Nothing affected Danton’s appetite—not a sudden seizure of lust, not the national emergency, not the historic dust of the state bed curtains. Lucile ate nothing. She was starving herself, trying to get back pre-pregnancy angles. “You’ll fade away, girl,” Danton told her.
“She’s trying to look like her husband,” Fabre explained. “She will not admit to it, but for some reason best known to herself that is what she is doing.”
Camille sipped a small cup of black coffee. His wife watched him covertly as he opened their letters—nasty little slits with a paperknife, and his long elegant fingers. “Where are Francois and Louise?” Fabre asked. “Something must be detaining them. How quaint they are, always waking up side by side and always in the bed they started off in.”
“Enough!” Danton said. “We shall have a rule, no lubricious gossip before breakfast.”
Camille put down his coffee cup. “For you it may be before breakfast, but some of us are anxious to begin on our daily ration of scandal, backbiting and malice.”
“We must hope the gracious atmosphere of the place will seep into us in time. Even into Fabre.” Danton turned to him. “It won’t be like living among the Cordeliers, with your every little depravity applauded as soon as you step out of doors.”
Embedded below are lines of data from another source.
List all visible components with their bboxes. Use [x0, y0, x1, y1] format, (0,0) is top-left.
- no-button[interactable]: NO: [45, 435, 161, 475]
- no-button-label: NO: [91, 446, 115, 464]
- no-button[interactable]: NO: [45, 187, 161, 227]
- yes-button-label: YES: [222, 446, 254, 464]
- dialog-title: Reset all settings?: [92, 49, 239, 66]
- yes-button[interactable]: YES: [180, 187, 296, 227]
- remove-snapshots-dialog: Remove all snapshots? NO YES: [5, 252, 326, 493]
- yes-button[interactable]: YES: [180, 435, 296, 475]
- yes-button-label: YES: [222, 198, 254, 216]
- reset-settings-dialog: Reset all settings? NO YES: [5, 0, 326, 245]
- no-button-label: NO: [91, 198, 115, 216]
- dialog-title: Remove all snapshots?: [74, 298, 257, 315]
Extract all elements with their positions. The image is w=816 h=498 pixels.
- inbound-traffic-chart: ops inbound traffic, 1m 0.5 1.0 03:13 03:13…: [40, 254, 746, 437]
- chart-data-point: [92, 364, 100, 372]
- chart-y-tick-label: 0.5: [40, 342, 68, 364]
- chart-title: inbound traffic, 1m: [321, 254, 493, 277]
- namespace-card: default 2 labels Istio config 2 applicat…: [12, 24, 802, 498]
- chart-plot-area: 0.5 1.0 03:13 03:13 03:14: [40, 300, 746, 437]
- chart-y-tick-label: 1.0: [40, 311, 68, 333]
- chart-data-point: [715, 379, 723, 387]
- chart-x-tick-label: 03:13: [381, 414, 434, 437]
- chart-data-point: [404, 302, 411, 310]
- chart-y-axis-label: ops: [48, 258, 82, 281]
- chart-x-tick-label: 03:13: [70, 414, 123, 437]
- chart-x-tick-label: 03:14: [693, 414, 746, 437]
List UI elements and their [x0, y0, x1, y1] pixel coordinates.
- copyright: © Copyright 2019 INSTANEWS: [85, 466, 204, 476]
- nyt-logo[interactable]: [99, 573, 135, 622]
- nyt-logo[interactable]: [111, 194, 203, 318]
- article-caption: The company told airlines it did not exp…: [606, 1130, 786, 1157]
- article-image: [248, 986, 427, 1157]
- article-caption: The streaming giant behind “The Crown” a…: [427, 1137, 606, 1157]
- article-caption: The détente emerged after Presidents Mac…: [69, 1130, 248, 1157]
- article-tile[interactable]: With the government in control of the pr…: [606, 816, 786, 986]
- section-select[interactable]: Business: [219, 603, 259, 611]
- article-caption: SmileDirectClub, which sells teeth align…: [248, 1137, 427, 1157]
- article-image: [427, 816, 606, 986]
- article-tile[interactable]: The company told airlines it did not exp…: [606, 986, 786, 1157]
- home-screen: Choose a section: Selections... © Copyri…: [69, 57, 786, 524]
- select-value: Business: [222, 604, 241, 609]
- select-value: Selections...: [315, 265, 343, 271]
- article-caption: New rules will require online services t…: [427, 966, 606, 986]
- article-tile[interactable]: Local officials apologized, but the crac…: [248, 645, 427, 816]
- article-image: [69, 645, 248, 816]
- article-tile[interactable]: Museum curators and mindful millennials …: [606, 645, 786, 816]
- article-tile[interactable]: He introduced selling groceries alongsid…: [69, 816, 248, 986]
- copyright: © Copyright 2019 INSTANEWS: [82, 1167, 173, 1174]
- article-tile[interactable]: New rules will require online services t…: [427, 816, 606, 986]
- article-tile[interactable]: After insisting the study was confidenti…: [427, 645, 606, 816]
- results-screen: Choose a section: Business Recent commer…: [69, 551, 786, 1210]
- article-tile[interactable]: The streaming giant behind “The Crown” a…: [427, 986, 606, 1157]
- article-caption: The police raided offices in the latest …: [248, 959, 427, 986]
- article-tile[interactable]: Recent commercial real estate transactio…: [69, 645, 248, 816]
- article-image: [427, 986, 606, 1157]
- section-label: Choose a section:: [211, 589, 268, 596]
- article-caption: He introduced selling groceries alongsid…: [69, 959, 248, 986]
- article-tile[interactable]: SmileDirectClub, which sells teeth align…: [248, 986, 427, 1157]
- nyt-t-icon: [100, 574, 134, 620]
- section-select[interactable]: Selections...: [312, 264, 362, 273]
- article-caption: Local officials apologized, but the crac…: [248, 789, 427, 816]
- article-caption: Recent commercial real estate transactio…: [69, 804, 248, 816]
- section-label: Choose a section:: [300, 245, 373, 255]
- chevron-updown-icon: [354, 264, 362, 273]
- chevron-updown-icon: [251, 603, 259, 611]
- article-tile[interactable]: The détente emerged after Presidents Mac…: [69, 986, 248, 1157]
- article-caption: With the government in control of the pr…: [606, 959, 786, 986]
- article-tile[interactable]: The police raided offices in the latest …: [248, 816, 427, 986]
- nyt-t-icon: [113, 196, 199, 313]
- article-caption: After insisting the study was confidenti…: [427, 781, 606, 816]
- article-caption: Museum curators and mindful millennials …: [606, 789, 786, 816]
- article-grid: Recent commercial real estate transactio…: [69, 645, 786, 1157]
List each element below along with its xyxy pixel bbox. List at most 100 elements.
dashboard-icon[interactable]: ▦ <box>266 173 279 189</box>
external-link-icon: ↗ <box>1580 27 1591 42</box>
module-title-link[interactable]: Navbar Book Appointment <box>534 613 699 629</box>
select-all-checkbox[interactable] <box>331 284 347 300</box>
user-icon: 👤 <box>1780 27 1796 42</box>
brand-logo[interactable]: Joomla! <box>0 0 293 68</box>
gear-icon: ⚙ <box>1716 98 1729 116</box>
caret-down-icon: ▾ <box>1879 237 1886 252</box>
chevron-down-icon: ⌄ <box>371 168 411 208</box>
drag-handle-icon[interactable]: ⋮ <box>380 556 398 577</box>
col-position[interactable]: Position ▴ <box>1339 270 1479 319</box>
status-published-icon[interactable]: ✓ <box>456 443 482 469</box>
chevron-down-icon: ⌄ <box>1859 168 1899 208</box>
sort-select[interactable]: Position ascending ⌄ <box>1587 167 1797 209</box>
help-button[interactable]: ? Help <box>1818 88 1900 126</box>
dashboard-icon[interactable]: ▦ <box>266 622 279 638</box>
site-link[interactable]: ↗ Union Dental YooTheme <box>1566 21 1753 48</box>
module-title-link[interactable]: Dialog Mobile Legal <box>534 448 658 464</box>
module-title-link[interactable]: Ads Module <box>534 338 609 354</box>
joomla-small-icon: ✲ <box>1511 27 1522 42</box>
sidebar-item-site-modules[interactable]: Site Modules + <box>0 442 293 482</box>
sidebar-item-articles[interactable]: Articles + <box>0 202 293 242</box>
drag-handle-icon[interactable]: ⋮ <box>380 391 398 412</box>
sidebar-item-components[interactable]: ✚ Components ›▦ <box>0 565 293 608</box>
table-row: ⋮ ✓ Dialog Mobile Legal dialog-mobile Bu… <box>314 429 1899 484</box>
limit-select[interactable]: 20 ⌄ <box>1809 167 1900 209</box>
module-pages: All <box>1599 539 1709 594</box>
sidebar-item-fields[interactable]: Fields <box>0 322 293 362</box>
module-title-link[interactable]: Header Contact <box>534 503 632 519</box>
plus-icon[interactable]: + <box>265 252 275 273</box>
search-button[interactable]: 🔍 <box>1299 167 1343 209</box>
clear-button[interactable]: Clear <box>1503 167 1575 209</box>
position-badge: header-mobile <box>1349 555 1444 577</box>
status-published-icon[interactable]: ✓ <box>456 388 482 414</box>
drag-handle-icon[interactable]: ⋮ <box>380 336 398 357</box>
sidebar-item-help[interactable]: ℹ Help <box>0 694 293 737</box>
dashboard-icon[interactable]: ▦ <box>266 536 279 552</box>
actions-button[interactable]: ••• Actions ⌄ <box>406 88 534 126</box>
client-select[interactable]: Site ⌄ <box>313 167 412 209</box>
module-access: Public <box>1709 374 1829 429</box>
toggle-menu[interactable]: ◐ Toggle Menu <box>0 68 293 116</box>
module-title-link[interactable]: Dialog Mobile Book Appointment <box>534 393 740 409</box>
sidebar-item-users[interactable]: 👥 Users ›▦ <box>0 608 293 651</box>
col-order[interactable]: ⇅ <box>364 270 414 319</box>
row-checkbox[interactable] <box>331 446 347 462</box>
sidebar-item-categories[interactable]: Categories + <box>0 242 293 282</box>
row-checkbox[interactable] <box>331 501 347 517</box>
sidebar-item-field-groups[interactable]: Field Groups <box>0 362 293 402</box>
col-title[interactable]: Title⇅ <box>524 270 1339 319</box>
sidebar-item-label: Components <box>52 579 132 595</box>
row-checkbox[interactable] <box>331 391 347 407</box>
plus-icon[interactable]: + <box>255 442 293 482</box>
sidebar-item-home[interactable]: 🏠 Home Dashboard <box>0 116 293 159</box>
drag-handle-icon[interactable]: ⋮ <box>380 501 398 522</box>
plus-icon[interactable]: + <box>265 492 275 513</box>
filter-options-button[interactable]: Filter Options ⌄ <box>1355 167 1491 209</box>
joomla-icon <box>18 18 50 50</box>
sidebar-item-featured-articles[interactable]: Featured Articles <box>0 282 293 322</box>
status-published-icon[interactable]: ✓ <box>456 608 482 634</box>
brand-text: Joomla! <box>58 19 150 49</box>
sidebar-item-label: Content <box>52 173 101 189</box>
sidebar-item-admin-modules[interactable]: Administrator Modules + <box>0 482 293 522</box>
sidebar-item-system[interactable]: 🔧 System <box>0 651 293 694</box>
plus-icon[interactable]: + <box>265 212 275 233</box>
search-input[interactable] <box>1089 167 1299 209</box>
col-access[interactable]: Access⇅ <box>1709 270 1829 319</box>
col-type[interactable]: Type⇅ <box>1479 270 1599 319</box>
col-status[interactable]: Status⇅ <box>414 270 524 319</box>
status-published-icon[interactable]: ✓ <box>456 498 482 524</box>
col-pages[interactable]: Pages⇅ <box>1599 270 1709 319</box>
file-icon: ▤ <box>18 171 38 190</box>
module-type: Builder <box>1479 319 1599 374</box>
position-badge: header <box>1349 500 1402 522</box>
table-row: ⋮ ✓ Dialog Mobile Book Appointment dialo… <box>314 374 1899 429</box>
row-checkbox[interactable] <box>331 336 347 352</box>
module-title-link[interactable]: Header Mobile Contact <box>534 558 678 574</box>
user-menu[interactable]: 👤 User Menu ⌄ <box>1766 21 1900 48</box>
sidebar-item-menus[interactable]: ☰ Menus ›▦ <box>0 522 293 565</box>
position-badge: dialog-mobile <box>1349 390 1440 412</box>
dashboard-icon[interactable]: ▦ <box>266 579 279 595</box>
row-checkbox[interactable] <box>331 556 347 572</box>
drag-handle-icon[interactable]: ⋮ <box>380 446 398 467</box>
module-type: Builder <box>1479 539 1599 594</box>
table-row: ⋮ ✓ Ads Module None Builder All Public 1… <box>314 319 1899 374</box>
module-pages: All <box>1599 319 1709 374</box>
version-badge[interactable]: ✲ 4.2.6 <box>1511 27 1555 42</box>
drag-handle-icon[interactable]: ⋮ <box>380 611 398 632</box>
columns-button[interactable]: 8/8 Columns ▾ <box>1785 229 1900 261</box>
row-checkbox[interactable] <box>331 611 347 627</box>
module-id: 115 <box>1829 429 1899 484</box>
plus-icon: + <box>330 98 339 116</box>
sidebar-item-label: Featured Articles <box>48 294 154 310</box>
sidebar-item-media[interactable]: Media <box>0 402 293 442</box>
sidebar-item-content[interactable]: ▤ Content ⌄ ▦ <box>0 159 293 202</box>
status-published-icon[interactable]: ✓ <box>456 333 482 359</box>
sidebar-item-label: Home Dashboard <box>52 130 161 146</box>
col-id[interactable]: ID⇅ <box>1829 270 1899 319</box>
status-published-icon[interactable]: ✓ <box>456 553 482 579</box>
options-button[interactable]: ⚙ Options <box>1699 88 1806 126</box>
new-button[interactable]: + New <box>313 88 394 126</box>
“I’m not depraved,” Fabre complained. “Camille’s depraved. Incidentally, I suppose it will be all right for Caroline Remy to move in?”
“No,” Danton said. “It won’t be all right at all.”
“Why not? Herault won’t mind, he can call round.”
“I don’t give a damn whether he minds or not. Do you think you’re going to turn the place into a brothel?”
“Are you serious?” Fabre demanded. He looked at Camille for support, but Camille was reading his letters.
“Divorce your Nicole, marry Caroline, and she’ll be welcome.”
“Marry her?” Fabre said. “You’re certainly not serious.”
“Well, if it’s so unthinkable, she shouldn’t be in the company of our wives.”